In the present study on 27 families with male breast cancer, a BRCA1/2 mutation frequency of approximately 19% was observed, with BRCA2 mutations being about 4-times more common than BRCA1 mutations. Our data are in line with previous studies [4, 14]. This observed frequency is higher than that reported in our initial much smaller study, in which no mutations were identified . In agreement with the National Comprehensive Cancer Network (NCCN) guidelines, our data also warrant BRCA1/2 testing in families with male breast cancer (NCCN Guidelines Version 2.2019).
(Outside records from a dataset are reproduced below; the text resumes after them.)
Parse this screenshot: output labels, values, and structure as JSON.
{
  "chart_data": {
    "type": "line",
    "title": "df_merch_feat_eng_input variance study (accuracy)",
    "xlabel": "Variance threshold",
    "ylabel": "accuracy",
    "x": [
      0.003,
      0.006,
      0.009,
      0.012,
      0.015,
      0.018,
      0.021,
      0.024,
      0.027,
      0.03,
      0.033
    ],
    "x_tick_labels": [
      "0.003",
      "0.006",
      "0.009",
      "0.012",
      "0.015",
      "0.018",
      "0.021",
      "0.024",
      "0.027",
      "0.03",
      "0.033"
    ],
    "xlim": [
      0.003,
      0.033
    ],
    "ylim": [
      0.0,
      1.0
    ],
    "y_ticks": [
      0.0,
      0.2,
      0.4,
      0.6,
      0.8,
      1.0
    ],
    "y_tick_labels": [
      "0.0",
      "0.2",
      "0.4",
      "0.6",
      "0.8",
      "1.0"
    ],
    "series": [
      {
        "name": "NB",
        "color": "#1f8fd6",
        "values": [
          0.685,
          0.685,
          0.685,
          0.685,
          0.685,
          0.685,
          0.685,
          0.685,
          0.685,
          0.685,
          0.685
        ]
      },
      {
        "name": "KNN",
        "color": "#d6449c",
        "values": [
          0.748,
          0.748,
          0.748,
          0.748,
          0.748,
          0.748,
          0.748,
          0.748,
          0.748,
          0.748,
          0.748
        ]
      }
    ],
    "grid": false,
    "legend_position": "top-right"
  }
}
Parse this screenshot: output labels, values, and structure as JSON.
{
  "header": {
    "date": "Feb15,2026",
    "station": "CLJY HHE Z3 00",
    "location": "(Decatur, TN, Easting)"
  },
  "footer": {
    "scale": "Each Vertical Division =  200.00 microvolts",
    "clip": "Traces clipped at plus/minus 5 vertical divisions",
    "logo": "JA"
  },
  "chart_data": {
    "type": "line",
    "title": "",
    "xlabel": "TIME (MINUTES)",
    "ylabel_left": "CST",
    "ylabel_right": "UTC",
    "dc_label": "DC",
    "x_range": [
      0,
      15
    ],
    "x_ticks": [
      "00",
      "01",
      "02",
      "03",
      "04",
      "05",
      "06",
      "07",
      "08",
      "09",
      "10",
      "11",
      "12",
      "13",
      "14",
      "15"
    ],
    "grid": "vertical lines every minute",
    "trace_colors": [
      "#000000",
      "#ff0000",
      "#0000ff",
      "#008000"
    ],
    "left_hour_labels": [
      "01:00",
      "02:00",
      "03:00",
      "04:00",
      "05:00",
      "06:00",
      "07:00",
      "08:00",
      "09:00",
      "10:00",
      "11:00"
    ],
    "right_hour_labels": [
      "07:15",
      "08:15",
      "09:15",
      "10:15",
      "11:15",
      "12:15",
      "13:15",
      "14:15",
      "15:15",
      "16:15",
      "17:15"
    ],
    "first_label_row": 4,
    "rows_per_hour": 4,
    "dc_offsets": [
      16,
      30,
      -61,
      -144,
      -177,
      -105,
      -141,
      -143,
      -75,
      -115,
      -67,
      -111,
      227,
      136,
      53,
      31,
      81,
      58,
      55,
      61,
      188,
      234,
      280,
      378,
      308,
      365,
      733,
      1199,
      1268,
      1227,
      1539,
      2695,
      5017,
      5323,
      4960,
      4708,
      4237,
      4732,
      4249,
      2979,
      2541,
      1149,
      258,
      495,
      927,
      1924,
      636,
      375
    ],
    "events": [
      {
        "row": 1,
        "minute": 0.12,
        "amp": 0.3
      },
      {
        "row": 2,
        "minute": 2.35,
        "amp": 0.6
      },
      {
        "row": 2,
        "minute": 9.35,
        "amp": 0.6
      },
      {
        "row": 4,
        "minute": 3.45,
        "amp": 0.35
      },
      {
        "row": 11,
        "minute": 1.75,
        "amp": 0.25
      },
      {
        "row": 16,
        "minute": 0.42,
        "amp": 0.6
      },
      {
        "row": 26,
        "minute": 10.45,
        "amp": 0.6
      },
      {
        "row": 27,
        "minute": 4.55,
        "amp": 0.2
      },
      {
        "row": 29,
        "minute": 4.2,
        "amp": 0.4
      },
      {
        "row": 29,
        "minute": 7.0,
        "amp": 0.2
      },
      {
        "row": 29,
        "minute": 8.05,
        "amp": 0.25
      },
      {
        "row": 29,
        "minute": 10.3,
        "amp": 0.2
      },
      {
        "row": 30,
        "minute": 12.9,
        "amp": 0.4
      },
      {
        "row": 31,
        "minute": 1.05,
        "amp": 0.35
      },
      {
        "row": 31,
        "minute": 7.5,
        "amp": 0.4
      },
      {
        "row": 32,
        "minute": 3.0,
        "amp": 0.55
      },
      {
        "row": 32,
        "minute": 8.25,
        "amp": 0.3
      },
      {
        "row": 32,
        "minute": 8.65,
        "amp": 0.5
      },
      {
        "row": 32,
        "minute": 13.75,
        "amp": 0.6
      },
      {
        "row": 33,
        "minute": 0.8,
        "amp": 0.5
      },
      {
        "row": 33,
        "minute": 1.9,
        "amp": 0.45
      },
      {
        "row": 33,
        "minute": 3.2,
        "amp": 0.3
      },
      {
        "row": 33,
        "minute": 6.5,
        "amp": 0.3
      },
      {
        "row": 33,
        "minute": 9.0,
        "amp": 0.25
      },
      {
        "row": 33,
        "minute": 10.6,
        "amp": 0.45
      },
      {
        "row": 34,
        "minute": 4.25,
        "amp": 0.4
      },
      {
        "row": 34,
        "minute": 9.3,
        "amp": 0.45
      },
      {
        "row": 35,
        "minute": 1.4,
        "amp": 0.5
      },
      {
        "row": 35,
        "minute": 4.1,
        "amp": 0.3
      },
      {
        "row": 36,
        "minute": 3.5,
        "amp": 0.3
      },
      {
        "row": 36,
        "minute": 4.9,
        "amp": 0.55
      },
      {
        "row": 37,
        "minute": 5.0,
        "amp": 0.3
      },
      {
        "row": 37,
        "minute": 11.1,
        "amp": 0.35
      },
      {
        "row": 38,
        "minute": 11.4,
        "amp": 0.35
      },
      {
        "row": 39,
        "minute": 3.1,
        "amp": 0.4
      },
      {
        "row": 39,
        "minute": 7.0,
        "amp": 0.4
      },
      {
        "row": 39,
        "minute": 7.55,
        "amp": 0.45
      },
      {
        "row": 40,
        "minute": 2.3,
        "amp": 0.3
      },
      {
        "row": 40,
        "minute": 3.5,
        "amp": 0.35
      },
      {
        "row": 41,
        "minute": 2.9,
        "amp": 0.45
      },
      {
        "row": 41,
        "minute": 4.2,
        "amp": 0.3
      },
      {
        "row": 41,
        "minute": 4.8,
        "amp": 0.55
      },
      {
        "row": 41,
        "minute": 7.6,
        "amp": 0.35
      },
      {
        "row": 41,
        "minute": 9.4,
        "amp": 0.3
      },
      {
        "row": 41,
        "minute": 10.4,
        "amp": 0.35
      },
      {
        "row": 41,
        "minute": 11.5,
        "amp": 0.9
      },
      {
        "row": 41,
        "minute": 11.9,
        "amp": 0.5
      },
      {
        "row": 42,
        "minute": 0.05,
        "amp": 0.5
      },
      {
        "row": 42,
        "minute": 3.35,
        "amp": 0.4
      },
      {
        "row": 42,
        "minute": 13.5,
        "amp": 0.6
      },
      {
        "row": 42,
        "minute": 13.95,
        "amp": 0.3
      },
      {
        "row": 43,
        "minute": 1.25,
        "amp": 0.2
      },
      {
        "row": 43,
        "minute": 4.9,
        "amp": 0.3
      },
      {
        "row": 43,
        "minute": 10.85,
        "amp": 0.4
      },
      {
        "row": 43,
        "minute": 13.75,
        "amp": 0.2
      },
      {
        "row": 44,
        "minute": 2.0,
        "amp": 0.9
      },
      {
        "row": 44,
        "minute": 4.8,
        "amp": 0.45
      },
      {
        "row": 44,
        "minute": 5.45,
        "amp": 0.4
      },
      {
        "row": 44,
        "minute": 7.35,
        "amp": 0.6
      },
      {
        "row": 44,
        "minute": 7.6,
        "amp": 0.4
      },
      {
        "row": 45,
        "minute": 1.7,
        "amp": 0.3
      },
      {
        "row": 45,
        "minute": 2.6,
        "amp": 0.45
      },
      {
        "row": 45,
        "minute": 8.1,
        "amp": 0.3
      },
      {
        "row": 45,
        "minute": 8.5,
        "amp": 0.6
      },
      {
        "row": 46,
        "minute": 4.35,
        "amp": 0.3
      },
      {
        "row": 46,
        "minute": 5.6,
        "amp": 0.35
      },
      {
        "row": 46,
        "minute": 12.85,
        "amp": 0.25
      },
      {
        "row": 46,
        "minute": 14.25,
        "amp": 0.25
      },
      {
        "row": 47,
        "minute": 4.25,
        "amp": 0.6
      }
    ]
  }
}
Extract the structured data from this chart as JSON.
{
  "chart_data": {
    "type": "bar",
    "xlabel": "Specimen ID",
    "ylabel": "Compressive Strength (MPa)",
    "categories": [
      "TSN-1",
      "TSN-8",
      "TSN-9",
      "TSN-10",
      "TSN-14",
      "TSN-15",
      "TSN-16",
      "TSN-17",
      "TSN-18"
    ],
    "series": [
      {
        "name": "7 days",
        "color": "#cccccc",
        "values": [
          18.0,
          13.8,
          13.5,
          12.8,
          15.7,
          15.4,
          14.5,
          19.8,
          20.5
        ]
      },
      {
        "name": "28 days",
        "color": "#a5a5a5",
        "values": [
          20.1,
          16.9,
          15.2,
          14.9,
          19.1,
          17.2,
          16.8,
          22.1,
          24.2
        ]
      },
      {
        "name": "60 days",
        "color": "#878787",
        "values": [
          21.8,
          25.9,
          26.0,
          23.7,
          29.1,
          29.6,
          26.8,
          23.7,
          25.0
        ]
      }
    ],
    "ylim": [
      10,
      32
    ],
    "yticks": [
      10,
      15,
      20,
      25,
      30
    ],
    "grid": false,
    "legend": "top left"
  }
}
The main strength of this study is its large size of 539 high-risk families, the comprehensive screening of both genes for small-range mutations and LGRs using highly sensitive methods (allowing the identification of recurrent BRCA1/2 mutations in the Pakistani population and the more accurate estimation of BRCA1/2 mutation frequencies among high-risk families), and the confirmations of mutations in an independent patient’s sample. However, our study also has some limitations. Participants were recruited at one tertiary care cancer center in Lahore, which may have introduced selection bias. Families belonging to Punjabi and Pathan ethnic groups are over-represented and, therefore, mutations in these groups may be over-represented. Nevertheless, Punjabi (44.7%) and Pathan (15.4%) are the most common ethnic groups reported in Pakistan (The World Factbook). Further, our data are based on self-reported ethnicity of study participants, which may lead to a misclassification of the ethnic origin of some of them.